Book Excerpt

Using the SQL Server Data Mining Designer

The Data Mining Designer is where most of the work with your models will take place. It contains the facilities for editing, browsing, querying, and comparing models distributed in five panes, the Mining Structure pane, the Mining Models pane, the Mining Model Viewer pane, the Mining Accuracy Chart pane, and the Mining Model Prediction pane. In this section, we will focus on editing only, with the Mining Structure and Mining Models panes, leaving the other functionality for the "Using Your Models" section of this chapter.

Working with the Mining Structure Editor

The Mining Structure Editor allows you to add and remove columns to and from your mining structure and also set the properties of each mining structure column. You need to use the Structure Editor to perform modeling operations that are not possible in the Mining Model Wizard. Even if the Wizard-generated structure suits your needs, it is a good idea to inspect your mining structure after running the wizard to be sure that it contains everything you want. The three components of the Mining Structure Editor are the structure tree, the DSV view, and the Properties window, as shown in Figure 3.16. Clicking columns in the structure tree or the DSV will cause their properties to show in the Properties window. Dragging columns from the DSV to the structure tree will add the column to the mining model. Right-clicking almost any item produces a menu providing a list of actions to be performed on that item. You can browse your data and explore your DSV. Note that to edit the DSV you must return to the DSV Designer.

The editor allows you to perform certain operations that are not available using the wizard. You cannot perform the following modeling operations in the wizard:

  • Set discretization properties: The Mining Model Wizard will automatically set the content type of continuous columns to DISCRETIZED if the selected algorithm does not support continuous attributes. However, you may want to be able to specify the discretization method or the number of buckets that the attribute will be divided into. To set these values, click the column you want to modify, and set the DiscretizationMethod and DiscretizationBuckets properties in the Properties window. The various discretization methods that are available are described in Chapter 2.

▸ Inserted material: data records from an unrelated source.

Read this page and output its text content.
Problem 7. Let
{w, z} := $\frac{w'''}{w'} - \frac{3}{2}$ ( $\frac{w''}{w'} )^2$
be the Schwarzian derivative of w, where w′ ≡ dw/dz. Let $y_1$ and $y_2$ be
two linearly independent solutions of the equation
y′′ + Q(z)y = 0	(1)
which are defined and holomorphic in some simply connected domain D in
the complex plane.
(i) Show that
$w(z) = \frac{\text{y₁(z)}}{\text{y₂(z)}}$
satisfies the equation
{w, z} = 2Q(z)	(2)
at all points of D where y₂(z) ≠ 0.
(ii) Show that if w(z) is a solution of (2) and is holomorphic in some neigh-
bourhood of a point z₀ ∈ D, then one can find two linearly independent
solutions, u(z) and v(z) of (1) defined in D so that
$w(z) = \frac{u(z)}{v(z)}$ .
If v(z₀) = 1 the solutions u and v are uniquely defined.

  • Add a column to the structure multiple times: Since a structure may contain multiple models, you may find that you want to model a specific column in different ways to see how it impacts the results. For example, you may want to compare how Age influences the results when it's treated as a continuous value or when it's discretized into three, five, or seven buckets. You can add a column multiple times to the model simply by dragging the source column from the DSV to the structure tree. Each column will be given an incremental name, which you can change in the Properties window.

  • Create hierarchies among your attributes: In Chapter 2, we described the RELATED TO construct in DMX that allows you to create hierarchies. In the Structure Editor, you can use the Classified Column property of a structure column to perform the same functionality. For example, to create a Product Category-Product Name hierarchy, set the Classified Column property of the Product Category column to Product Name.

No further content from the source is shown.